Cohen told The Algemeiner that he is unable to respond to questions at this time, due to UJS campaign laws. He said he was “instructed not to talk to journalists, because it may come across as campaigning, which we are not allowed to begin until after this coming Shabbat.”

Instead, he referred to the following statement that he was permitted to give to the UK’s Jewish Chronicle:

UJS should represent all Jewish students — Zionist or not. I am a diasporist — I believe the focus of Jewish life is wherever Jews live, and excessive focus on Israel damages the UK Jewish community.

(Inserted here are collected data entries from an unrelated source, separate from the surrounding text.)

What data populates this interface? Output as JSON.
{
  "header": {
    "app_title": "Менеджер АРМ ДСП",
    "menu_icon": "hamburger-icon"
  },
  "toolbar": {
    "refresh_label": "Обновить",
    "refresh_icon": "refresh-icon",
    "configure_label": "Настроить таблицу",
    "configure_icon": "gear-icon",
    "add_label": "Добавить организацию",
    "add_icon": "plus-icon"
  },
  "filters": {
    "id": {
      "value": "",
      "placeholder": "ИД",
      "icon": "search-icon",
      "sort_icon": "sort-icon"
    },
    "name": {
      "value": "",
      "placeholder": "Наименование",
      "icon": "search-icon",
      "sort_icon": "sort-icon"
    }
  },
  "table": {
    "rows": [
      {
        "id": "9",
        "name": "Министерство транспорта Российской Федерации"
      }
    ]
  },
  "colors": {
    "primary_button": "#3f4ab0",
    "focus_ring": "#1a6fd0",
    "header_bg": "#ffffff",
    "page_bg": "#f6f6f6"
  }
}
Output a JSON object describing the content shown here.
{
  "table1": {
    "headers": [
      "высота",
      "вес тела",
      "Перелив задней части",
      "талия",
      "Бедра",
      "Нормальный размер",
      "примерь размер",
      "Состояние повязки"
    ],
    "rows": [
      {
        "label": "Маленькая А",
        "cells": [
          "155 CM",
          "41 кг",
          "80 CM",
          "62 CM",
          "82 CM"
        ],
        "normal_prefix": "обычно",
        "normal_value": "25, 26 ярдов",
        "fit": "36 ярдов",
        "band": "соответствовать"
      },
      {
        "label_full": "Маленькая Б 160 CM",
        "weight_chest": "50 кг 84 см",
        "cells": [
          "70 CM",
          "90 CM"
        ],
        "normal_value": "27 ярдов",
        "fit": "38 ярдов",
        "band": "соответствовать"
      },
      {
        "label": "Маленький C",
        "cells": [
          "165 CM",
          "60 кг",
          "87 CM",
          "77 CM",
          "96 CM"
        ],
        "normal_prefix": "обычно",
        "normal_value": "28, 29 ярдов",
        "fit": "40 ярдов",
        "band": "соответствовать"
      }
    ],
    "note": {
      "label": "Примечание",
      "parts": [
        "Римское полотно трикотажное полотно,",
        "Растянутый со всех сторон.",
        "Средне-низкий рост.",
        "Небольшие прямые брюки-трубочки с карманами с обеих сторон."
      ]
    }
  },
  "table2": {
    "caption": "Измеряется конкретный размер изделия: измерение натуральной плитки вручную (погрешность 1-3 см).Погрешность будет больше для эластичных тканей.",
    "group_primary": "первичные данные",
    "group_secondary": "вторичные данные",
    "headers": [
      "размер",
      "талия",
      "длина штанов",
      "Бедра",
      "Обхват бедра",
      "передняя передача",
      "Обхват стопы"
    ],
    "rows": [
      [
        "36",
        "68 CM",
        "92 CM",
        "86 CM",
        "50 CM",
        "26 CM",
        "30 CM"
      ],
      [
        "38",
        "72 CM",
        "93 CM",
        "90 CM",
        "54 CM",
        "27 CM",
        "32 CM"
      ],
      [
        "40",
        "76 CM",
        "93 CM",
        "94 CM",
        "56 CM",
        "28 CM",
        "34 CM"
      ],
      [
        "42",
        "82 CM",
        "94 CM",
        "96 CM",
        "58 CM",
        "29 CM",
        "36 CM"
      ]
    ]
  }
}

There are many left-wing Jewish students, both Zionist and not, who support my campaign…[I] support BDS as a nonviolent tool to effect change.

Voting for the UJS presidential election begins on November 28 and ends on December 8.

Concerns have been raised in the UK Jewish community about Cohen’s radical anti-Israel activism and the impact it may have on his leadership abilities at UJS. These come alongside an ongoing controversy surrounding Malia Bouattia, the openly anti-Israel president of the country’s National Union of Students (NUS) who has been accused of antisemitism

In October, as the The Algemeiner reported, a parliamentary report on the state of antisemitism in the UK criticized Bouattia for continually dismissing — and even undermining — efforts to combat antisemitism on campus. The report spurred calls for her immediate resignation by the head of UJS.